The quilt I began in the last entry has made some progress. I’ve discovered some challenges, too. When you work with pre-cut strips, they’re pretty standard: 2 1/2″ throughout the length, usually 42-55″. But when you cut your strips yourself, even a standard measurement of 2 1/2″ can sometimes… vary.
And your seam allowances can vary, too. Fabric stretches. It doesn’t always obey the rules that you laid down in your initial design. Strips of cloth that are cut from the same fat quarter or yardage may vary substantially in width just based on how well I folded the cloth. You can see these variances in width manifesting themselves across the quilt, row by row down the picture.

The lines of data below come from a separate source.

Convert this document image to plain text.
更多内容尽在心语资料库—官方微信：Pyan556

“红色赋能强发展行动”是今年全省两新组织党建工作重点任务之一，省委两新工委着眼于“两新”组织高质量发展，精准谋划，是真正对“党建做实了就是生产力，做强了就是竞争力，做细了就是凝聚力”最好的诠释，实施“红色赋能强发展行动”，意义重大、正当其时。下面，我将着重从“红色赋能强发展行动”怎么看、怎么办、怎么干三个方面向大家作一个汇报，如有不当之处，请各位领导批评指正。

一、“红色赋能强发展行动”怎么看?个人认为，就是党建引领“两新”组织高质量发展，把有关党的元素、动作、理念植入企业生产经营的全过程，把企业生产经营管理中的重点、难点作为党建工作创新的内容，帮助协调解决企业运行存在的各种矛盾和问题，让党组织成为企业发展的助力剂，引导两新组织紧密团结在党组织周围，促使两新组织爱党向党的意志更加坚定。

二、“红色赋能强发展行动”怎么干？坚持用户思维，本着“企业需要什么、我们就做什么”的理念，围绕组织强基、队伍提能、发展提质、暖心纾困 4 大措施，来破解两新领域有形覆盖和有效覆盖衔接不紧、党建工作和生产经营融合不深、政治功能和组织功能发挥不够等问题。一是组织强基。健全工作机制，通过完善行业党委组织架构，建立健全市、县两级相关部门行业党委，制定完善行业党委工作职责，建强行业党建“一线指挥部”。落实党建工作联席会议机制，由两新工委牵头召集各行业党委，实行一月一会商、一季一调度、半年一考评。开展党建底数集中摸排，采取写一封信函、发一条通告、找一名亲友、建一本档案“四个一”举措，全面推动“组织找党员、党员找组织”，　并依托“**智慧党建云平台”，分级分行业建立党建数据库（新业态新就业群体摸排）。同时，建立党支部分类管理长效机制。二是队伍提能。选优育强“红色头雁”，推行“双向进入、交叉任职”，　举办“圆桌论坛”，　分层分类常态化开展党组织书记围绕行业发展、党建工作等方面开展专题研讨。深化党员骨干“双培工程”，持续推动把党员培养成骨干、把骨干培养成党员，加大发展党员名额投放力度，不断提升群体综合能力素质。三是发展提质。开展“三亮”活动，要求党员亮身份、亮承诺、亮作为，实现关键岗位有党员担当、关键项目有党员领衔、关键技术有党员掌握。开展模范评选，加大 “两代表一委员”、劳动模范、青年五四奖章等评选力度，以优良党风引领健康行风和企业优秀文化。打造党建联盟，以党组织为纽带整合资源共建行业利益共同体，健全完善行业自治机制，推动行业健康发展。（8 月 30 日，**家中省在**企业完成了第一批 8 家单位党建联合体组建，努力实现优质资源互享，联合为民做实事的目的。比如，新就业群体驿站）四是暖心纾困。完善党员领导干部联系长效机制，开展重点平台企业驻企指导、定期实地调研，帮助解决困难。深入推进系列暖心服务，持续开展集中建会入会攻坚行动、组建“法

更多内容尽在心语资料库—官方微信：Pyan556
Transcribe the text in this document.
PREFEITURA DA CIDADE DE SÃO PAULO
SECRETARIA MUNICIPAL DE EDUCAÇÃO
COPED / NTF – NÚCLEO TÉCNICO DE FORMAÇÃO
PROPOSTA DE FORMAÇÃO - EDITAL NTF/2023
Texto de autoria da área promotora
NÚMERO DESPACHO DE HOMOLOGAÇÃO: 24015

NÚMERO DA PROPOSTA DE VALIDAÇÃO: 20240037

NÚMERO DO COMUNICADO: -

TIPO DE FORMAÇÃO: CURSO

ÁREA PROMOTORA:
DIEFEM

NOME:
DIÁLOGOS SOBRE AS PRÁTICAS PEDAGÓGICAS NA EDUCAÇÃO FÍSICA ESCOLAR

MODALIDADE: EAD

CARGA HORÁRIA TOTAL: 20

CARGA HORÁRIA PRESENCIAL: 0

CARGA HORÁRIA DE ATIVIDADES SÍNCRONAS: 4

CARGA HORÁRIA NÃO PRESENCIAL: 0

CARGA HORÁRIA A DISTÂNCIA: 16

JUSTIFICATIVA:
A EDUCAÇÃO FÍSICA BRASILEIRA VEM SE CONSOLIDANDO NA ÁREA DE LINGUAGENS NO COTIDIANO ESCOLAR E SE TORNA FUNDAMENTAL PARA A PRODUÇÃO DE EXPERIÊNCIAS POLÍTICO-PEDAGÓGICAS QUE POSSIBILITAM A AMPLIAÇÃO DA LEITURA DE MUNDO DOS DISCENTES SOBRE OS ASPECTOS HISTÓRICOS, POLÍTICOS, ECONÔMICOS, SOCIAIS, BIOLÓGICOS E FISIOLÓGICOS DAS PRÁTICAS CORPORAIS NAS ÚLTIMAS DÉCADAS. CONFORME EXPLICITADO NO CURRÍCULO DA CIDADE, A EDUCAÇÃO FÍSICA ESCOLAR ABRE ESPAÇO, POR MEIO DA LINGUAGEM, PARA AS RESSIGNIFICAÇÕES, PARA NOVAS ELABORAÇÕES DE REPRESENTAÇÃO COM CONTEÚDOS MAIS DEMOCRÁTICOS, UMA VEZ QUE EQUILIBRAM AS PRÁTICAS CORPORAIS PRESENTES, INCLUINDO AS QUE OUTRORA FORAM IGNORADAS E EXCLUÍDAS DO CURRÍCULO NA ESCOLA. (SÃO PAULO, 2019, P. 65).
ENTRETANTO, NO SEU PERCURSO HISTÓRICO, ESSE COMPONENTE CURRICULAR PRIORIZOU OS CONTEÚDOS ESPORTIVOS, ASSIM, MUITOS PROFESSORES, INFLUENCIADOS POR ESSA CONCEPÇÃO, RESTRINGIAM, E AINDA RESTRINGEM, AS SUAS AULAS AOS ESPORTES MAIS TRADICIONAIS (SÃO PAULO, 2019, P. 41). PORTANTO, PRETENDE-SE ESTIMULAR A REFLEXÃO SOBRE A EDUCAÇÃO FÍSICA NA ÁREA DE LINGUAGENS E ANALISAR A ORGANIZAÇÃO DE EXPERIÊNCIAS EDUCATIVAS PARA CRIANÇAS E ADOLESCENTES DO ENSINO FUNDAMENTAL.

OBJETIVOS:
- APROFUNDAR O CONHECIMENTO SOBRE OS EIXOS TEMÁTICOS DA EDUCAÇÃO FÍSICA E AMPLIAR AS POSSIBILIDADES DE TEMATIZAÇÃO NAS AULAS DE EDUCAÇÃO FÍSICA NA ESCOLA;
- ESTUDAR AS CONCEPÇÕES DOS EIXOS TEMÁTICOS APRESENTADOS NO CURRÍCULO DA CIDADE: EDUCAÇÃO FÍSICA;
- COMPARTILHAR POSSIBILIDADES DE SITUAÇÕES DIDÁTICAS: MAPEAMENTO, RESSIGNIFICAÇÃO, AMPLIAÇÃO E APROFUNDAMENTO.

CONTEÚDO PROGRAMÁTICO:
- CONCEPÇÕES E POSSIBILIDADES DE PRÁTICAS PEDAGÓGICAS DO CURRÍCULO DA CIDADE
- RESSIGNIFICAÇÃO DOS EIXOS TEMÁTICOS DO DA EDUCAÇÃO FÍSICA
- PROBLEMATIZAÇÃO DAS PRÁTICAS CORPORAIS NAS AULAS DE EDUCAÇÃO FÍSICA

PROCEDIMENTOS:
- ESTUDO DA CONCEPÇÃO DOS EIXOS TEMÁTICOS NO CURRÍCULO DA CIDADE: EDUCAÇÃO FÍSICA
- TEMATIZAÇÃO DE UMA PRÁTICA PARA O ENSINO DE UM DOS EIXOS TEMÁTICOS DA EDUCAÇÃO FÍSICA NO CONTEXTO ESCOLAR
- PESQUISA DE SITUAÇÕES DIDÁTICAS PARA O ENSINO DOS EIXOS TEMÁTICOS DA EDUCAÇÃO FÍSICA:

It’s probably hard to believe that this quilt didn’t start out as dozens of squares, though. So here’s partial proof: a collection of strips of fabric laid out on a table in groups that can then be laid out according to the color pattern at the far end of the ironing board. When sewn together, and sewn into a tube, those strips can then be cut off in slices like so many layers of bundt cake. The slices can be unbound at one point, to make a single width of the quilt. And so it goes, one layer at a time, down the length of the quilt.
It looks like this quilt will get a black border around the edges, and then some sort of scheme of squares, and then another black border, before edge binding. That will make the whole quilt about the size of a crib quilt, which will make it 60″ long by 36″ wide. But it could be expanded to 90″ x 70″, which would make it a twin bed’s bedspread.
Do you want a quilt? Do you want this one? What size would you want it to be?